Les méthodes de l'algorithmique distribuée sont particulièrement bien adaptées à la solution de ces
problèmes. En effet, les réseaux classiques sont relativement stables et leur topologie peut être apprise par les
noeuds du réseau après un certain temps de son fonctionnement. On peut donc parfois utiliser des
algorithmes centralisés de communication dans cet environnement.
La structure des réseaux mobiles,
par contre, change souvent pendant l'exécution d'un protocole de communication. Ceci ne permet pas d'utiliser
les algorithmes faisant appel à la connaissance globale du réseau et les méthodes distribuées basées seulement
sur l'information locale deviennent indispensables.

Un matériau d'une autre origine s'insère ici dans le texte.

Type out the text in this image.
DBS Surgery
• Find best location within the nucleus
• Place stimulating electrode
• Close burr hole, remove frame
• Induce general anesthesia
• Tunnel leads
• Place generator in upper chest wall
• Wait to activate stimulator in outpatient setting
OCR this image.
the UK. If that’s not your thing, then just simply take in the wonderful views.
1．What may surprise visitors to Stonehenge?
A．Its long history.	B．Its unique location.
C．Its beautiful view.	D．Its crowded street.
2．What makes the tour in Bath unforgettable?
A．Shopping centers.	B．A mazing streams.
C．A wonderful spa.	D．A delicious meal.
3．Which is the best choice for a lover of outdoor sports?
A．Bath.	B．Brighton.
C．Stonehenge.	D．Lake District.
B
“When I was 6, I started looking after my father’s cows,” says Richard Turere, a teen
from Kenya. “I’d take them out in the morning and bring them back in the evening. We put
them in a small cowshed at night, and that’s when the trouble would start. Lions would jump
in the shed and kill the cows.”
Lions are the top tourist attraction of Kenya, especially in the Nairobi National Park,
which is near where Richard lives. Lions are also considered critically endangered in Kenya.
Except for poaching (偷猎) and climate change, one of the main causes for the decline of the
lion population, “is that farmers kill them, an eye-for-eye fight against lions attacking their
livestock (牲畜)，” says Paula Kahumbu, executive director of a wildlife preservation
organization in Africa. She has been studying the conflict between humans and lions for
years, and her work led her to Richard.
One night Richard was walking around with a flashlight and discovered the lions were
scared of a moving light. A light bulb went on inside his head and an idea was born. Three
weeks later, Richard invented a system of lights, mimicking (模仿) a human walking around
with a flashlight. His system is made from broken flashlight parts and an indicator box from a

Optimisation des systèmes à objets répartis
Les nouvelles applications informatiques sont de plus en plus tributaires de
deux technologies fondamentales : l'orienté objet et la répartition (ex. le
client-serveur). Les méthodes de conception orientée objet actuelles ne se
prêtent que peu ou pas du tout à l'élaboration méthodique et efficiente de
larges systèmes distribués. Un des principaux obstacles à une répartition
efficace des objets est le haut degré de saturation du réseau découlant des
nombreux échanges de messages inhérents au paradigme objet. Une de nos
problématiques de recherche consiste en la quantification des couplages
existants et en la découverte de permutations et de regroupements d'objets
par pôles d'affinité communicationnelle afin de minimiser le trafic entre
processeurs.
Modélisation des comportements des composantes d'un réseau
Les composantes physiques des réseaux actuels sont de plus en plus complexes, ce qui rend
leur modélisation difficile et pose des problèmes
lors de la planification et la gestion de ces réseaux. Dans nos travaux, nous développons des
méthodologies de représentation permettant de
modéliser le comportement de ces composantes de façon réaliste. Nous spécifions plus
particulièrement les protocoles de communications qui permettront les échanges nécessaires
pour le bon fonctionnement du réseau défini par de telles composantes. Comme exemple de
composantes, nous considérons des commutateurs et des routeurs qui communiquent pour le
maintien de la qualité de service du réseau.
Gestion de la performance globale dans des réseaux complexes
Les réseaux actuels intègrent plusieurs composantes réparties dans des espaces larges et qui
doivent communiquer afin de garantir la performance du réseau dans des contextes dynamiques.
Le problème de performance globale d'un réseau dynamique est encore ouvert et fait l'objet
d'études récentes. Nous définissons des stratégies qui permettront de garantir
la performance globale en fonction des changements du réseau. Comme exemple nous
étudierons des cas de routage dans des réseaux larges et complexes afin d'équilibrer la charge
de chaque routeur en considérant différentes topologies de réseaux.